The authors of this article consider that Mexican federal courts should standardize their criteria and make a true evaluation of the ratio legis of the separation action as it was conceived in the LCM. Using the U.S. legislation as a reference, creditors should be allowed to reclaim goods and assets from a debtor-applicant for bankruptcy proceedings upon written demand, as long as the goods or assets were received by debtor within a specific time frame before the date of the commencement of the bankruptcy proceeding. This would leave creditors in a better position than where they currently stand, since they would have two options: (1) recover the goods and assets transferred to the bankrupt, which would enable creditors to obtain a profit from them by third parties; or (2) allow the debtor (bankrupt) to continue with the possession of such goods or assets, but give the creditor a priority claim over them — that is, get paid for their use as an administrative expense, prior to any other credit.
 Articles 70 and 71 of LCM.
 On March 4, 2022, by General Agreement of the Federal Judiciary Council 4/2022, published in the Official Gazette of the Federation, such collegiate body ordered the creation of the First and Second District Courts specialized in Commercial Bankruptcy (“bankruptcy courts”).
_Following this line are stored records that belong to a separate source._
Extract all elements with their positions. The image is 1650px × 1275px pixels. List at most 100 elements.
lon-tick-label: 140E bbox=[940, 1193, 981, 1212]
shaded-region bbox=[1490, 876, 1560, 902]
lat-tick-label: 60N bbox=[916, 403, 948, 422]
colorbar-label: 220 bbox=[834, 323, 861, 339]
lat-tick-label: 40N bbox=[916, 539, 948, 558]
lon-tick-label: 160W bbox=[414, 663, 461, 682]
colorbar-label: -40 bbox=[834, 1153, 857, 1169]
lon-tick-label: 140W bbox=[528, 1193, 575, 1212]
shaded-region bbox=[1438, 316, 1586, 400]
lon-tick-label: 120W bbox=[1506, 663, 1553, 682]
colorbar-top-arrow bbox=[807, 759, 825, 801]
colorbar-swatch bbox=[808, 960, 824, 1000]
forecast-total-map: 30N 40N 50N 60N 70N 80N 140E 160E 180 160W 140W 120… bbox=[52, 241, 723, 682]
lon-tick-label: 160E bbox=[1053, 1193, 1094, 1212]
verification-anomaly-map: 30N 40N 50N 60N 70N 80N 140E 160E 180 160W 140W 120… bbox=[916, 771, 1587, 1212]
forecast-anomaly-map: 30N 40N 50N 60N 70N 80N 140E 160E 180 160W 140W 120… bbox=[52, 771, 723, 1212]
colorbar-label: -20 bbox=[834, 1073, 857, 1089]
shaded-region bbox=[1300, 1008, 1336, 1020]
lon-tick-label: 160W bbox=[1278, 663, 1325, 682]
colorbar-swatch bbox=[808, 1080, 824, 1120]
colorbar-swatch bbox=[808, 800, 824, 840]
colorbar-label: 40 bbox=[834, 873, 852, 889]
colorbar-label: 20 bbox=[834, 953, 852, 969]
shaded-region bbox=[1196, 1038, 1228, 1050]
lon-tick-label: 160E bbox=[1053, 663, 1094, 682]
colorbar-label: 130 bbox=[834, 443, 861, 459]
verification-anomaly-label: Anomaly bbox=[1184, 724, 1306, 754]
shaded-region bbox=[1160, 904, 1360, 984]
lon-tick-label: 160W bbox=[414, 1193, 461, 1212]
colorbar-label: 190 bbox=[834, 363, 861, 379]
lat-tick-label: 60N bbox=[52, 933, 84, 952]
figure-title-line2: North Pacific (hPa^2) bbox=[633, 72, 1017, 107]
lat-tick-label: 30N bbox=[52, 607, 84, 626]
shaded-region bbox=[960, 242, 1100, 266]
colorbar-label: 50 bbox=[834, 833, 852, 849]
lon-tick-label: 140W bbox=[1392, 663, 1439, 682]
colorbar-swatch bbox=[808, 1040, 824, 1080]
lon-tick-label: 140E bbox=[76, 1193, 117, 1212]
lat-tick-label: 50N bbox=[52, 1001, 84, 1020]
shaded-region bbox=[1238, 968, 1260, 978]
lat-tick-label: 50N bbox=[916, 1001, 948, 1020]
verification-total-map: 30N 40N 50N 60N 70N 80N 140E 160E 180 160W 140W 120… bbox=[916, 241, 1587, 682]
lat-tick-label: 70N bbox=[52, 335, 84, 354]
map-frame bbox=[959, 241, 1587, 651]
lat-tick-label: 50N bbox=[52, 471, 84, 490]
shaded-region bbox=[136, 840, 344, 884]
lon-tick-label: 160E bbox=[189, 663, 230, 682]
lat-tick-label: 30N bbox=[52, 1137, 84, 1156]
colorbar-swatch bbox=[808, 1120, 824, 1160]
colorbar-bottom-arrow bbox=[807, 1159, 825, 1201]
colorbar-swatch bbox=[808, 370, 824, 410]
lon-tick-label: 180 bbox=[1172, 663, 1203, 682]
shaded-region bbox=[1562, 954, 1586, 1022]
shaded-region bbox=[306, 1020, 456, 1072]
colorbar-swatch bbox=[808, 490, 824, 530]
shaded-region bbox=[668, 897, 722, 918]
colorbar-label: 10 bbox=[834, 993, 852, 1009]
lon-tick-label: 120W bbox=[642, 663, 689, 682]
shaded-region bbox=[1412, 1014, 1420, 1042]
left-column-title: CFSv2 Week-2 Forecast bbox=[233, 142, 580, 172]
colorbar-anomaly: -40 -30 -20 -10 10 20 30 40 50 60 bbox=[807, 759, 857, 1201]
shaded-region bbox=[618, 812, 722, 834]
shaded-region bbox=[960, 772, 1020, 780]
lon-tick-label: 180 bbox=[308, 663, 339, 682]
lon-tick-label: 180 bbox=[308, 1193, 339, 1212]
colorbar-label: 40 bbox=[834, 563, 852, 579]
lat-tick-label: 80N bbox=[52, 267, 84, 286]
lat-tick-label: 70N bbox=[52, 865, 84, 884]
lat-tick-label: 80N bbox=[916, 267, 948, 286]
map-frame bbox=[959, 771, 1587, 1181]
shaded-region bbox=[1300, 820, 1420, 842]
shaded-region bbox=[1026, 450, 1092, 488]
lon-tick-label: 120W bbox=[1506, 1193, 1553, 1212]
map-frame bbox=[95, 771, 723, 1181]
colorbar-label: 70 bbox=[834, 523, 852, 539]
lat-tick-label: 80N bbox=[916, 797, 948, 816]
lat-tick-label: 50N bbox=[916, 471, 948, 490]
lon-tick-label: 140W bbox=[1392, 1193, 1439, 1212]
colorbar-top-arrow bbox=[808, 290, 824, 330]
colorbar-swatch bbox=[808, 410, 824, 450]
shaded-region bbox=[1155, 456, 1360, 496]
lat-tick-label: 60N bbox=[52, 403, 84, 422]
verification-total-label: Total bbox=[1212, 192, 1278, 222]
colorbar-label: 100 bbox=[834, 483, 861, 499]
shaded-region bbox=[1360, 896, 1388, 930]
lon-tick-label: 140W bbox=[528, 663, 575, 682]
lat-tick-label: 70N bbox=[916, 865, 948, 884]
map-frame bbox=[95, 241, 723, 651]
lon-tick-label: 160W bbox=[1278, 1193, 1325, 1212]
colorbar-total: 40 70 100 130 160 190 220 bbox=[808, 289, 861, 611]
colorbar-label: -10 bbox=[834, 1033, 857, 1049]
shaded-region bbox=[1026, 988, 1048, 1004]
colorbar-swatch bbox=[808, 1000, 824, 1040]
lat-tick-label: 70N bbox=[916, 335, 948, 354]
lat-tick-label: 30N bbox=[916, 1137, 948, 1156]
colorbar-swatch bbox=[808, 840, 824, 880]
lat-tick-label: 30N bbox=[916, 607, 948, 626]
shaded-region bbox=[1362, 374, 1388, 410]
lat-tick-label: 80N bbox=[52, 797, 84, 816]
 Credits contracted for the administration of the bankrupt’s estate, as well as those indispensable to maintain the ordinary operation of the company and the necessary liquidity during the insolvency proceedings.
 Bernstein, Scott H. & Rich, Robert A., “Claims for Goods Delivered on the Eve of a Bankruptcy Filing: What Every Business Lawyer Needs to Know,” NY Business Law Journal, Winter 2020, Vol. 14, No. 2.